Saturday, November 10, 2018

Nusa Penida I'm in Love


Di sosial media sudah banyak beredar foto yang menunjukkan keindahan Pantai Atuh. Ternyata tidak hanya pantainya, tebing dan bukit yang berada di sekitar pantai seakan ‘bahu-membahu’ menunjukkan keindahan Pantai Atuh secara keseluruhan.

Begitu tiba, kita bisa memilih untuk terlebih dulu berkunjung ke pasir Pantai Atuh yang putih atau menjelajahi tebing yang terbentang sekitar 1 kilometer menghadap timur. Jika memilih untuk menyusuri tebing, segala penjuru yang mengarah ke laut sangat indah untuk diabadikan.

Jika menyusuri tebing dari arah utara (dari arah Pantai Atuh ke arah Rumah Kayu), kita akan berjalan di atas bukit Labuhampuak. Bukit yang terletak di sebelah kanan Pantai Atuh ini sering dijadikan sebagai spot untuk mengabadikan matahari terbit dengan foreground berupa Karang Batu Bolong dan ditambah dengan misteriusnya siluet Pulau Lombok di ujung garis horison.

Masih dari Bukit Labuhampuak, jika menoleh ke kanan akan kita temui sebuah teluk yang terletak di bawah bukit. Warga setempat menyebutnya dengan Teluk Titibahu. Teluk yang memiliki pantai berpasir putih ini makin indah dengan adanya susunan beberapa batu karang berukuran besar. Dengan tebing yang horizontal, sepertinya Teluk Titibahu tidak bisa diakses dari bukit manapun (kecuali dengan kapal).

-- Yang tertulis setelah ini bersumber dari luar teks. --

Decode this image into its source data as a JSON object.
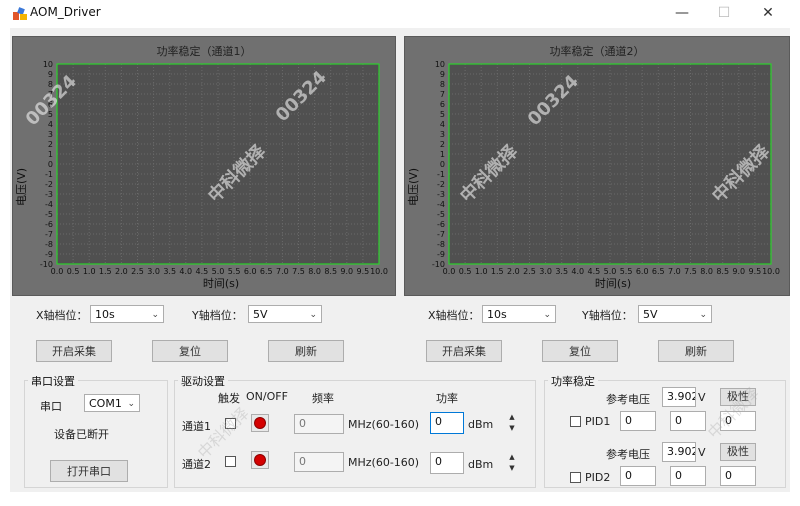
{
  "window": {
    "title": "AOM_Driver",
    "minimize": "—",
    "maximize": "☐",
    "close": "✕"
  },
  "charts": [
    {
      "title": "功率稳定（通道1）",
      "xlabel": "时间(s)",
      "ylabel": "电压(V)"
    },
    {
      "title": "功率稳定（通道2）",
      "xlabel": "时间(s)",
      "ylabel": "电压(V)"
    }
  ],
  "chart_data": [
    {
      "type": "line",
      "title": "功率稳定（通道1）",
      "xlabel": "时间(s)",
      "ylabel": "电压(V)",
      "xlim": [
        0,
        10
      ],
      "ylim": [
        -10,
        10
      ],
      "x_ticks": [
        "0.0",
        "0.5",
        "1.0",
        "1.5",
        "2.0",
        "2.5",
        "3.0",
        "3.5",
        "4.0",
        "4.5",
        "5.0",
        "5.5",
        "6.0",
        "6.5",
        "7.0",
        "7.5",
        "8.0",
        "8.5",
        "9.0",
        "9.5",
        "10.0"
      ],
      "y_ticks": [
        "10",
        "9",
        "8",
        "7",
        "6",
        "5",
        "4",
        "3",
        "2",
        "1",
        "0",
        "-1",
        "-2",
        "-3",
        "-4",
        "-5",
        "-6",
        "-7",
        "-8",
        "-9",
        "-10"
      ],
      "grid": true,
      "series": []
    },
    {
      "type": "line",
      "title": "功率稳定（通道2）",
      "xlabel": "时间(s)",
      "ylabel": "电压(V)",
      "xlim": [
        0,
        10
      ],
      "ylim": [
        -10,
        10
      ],
      "x_ticks": [
        "0.0",
        "0.5",
        "1.0",
        "1.5",
        "2.0",
        "2.5",
        "3.0",
        "3.5",
        "4.0",
        "4.5",
        "5.0",
        "5.5",
        "6.0",
        "6.5",
        "7.0",
        "7.5",
        "8.0",
        "8.5",
        "9.0",
        "9.5",
        "10.0"
      ],
      "y_ticks": [
        "10",
        "9",
        "8",
        "7",
        "6",
        "5",
        "4",
        "3",
        "2",
        "1",
        "0",
        "-1",
        "-2",
        "-3",
        "-4",
        "-5",
        "-6",
        "-7",
        "-8",
        "-9",
        "-10"
      ],
      "grid": true,
      "series": []
    }
  ],
  "axis_controls": [
    {
      "x_label": "X轴档位：",
      "x_value": "10s",
      "y_label": "Y轴档位：",
      "y_value": "5V",
      "start_btn": "开启采集",
      "reset_btn": "复位",
      "refresh_btn": "刷新"
    },
    {
      "x_label": "X轴档位：",
      "x_value": "10s",
      "y_label": "Y轴档位：",
      "y_value": "5V",
      "start_btn": "开启采集",
      "reset_btn": "复位",
      "refresh_btn": "刷新"
    }
  ],
  "serial": {
    "group_title": "串口设置",
    "port_label": "串口",
    "port_value": "COM1",
    "status": "设备已断开",
    "open_btn": "打开串口"
  },
  "drive": {
    "group_title": "驱动设置",
    "trigger_header": "触发",
    "onoff_header": "ON/OFF",
    "freq_header": "频率",
    "power_header": "功率",
    "channels": [
      {
        "label": "通道1",
        "freq": "0",
        "freq_unit": "MHz(60-160)",
        "power": "0",
        "power_unit": "dBm"
      },
      {
        "label": "通道2",
        "freq": "0",
        "freq_unit": "MHz(60-160)",
        "power": "0",
        "power_unit": "dBm"
      }
    ],
    "spin_up": "▲",
    "spin_down": "▼"
  },
  "power_stab": {
    "group_title": "功率稳定",
    "rows": [
      {
        "ref_label": "参考电压",
        "ref_value": "3.9024",
        "unit": "V",
        "polarity_btn": "极性",
        "pid_label": "PID1",
        "p": "0",
        "i": "0",
        "d": "0"
      },
      {
        "ref_label": "参考电压",
        "ref_value": "3.9024",
        "unit": "V",
        "polarity_btn": "极性",
        "pid_label": "PID2",
        "p": "0",
        "i": "0",
        "d": "0"
      }
    ]
  },
  "watermark": {
    "text_a": "00324",
    "text_b": "中科微择"
  },
  "colors": {
    "plot_bg": "#505050",
    "grid": "#6a6a6a",
    "plot_border": "#2bd02b",
    "led_off": "#d40000"
  }
}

Dengan melangkahkan kaki sedikit lebih jauh ke arah selatan, akan kita lewati tebing yang berada di atas Teluk Parangempu. Dari tebing ini saya sempat melihat 1 Pari Manta sedang berkeliling pantai mencari makan. Sungguh momen yang sangat langka karena pada kunjungan sebelumnya saya harus turun ke bawah air untuk melihatnya langsung. Itupun harus menggunakan kapal dan beradu nyali dengan gelombang laut yang tinggi.

Dalam perjalanan menuju ke selatan, akan kita lihat sebuah bangunan dari kayu yang berdiri di atas pohon. Rasa penasaran membawa saya untuk mendekati bangunan itu melewati jalan setapak. Semakin mendekat, tebing curam telah menunggu untuk dilewati. Rasa lelah menuruni anak tangga sedikit terbayar ketika saya tiba di Rajalima. Tebing yang menjorok ke arah utara menyajikan keindahan Teluk Parangempu dan Teluk Titibahu dalam 1 frame. Tebing yang sebelumnya saya lewati tampak indah sekali dari spot Rajalima ini.

Jalan untuk menuju bangunan kayu semakin dekat. Kini saya berada di atas Bukit Molenteng, ujung jalan yang mengantar saya menuju bangunan tersebut. Terlihat beberapa papan bertulisan yang memberi informasi bahwa bangunan kayu ini bernama Rumah Kayu.

Dari Bukit Molenteng kita bisa melihat indahnya lautan di sebelah tenggara Nusa Penida. Adanya Padmasari di ujung tebing membuat saya semakin kagum dengan keindahan dan kearifan lokal masyarakat Hindu di Nusa Penida. Bagaimana tidak, 2x sehari pengelolanya harus naik turun bukit (sekitar 50m) untuk ‘maturang canang’ sebagai wujud terima kasih kepada Sang Pencipta. Terima kasih Tuhan..

Oh iya, untuk menuju Pantai Atuh tidak mudah jika Anda pertama kali berkunjung kesana. Saya berkunjung ke Pantai Atuh 2x dalam 2 hari karena 2x salah arah dan tiba di bukit yang memiliki jalur trekking ‘kurang santai’.